Yazının tamamını okumak için
Akşener’in “Ben cumhurbaşkanlığına değil başbakanlığa adayım” açıklamasıyla ilgili hakikat öngürülerde bulunabilmek için “Bu kelamlar verilmiş bir karar veya, bir niyet beyanını mı tabir ediyor? Yoksa ucu açık bir pazarlık kozunun denkleme sokulması manasını mı taşıyor?” sorularının karşılığını bulmak gerektiğini yazan Acet, “Yani, Meral Akşener’in çekilmesiyle Kemal Kılıçdaroğlu’nun önü açıldı diye düşünülebilir. Pekala, lakin hakikaten o denli mi?
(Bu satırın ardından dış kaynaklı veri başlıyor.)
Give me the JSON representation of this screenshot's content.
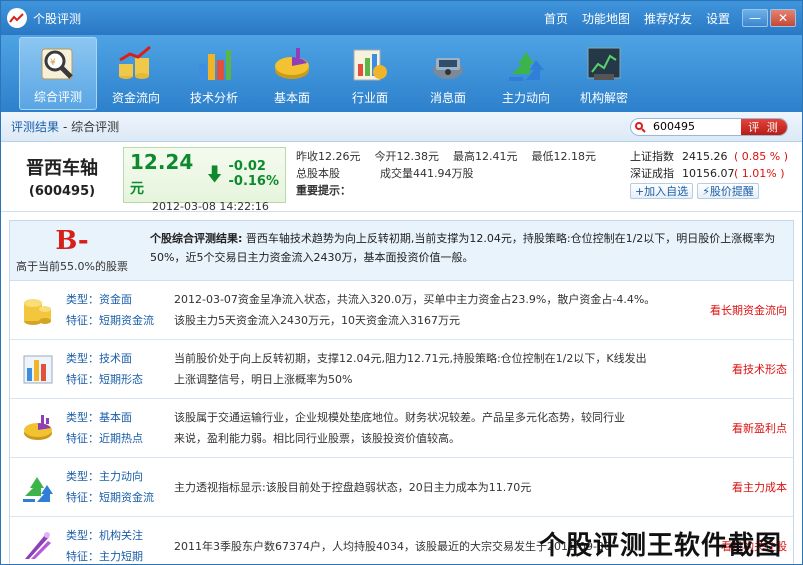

Akşener’in kelamlarına bakıldığında, cumhurbaşkanı adaylığından kesin olarak vazgeçtiği manası çıkmıyor” değerlendirmesine bulundu.
Akşener’in açıklamasının Kılıçdaroğlu’na yönelik bir atılım olduğunu öne süren Acet, Âlâ Parti’den şu kulis ayrıntılarını aktardı:
“İyi Parti etraflarının, Akşener’in yakın kurmaylarının havasını yokladığımda, bu kanıda yalnız olmadığımı fark ettim.
Bu kurmaylardan biri, genel liderlerinin bu atağının Kemal Kılıçdaroğlu’na dönük bir bildirisi kendi bünyesinde taşıdığını açıkça dillendirdi.
Nedir o ileti?
‘Ben aday olmuyorsam sen de olmamalısın.’
Yakın etrafı Akşener’in kelamlarının içini şu tipten cümlelerle dolduruyor:
-Parlamenter sistem konusunda kararlı bir duruş sergilemek.
-Sembolik cumhurbaşkanı olmaya razı olmamak.
-İcra makamında ve belirleyici bir konumda olmak.
Soruna bu tarafınca bakınca, üstte kelamını ettiğim ‘düz bakışın’ tam aykırısı bir denklem karşımıza çıkıyor.”
Akşener’in o kelamlarıyla adaylık yarışında Kılıçdaroğlu’nun elini rahatlatmadığını, bilakis CHP Başkanı’nın elini zayıflattığını öne süren Acet, “‘Üçüncü kişilerin’ denkleme girmesine yol açacak, tahminen de günün sonunda ibrenin bir daha kendisine dönmesini sağlayacak bir kozu devreye sokmuş oluyor.
Bu yerde fikir yürütmeye devam ettiğiniz takdirde, mantığınız sizi şöyleki bir yere çıkarıyor:
Meral Akşener’in bu atağından daha sonra Kemal Kılıçdaroğlu, adaylıklarına karşı olduğunu kamuoyu önünde tekraren zikrettiği Ekrem İmamoğlu, Mansur Yavaş üzere isimlerin adaylık ihtimallerinin masaya geri dönmesine istek göstermek zorunda kalabilir” diye yazdı.
Acet, Kılıçdaroğlu’nun Cumhurbaşkanlığı adaylığı konusunda Akşener’i ikna etmek için daha fazla gayret harcamak, taviz vermek ve pazarlık yapmak zorunda kalabileceğini yazdı.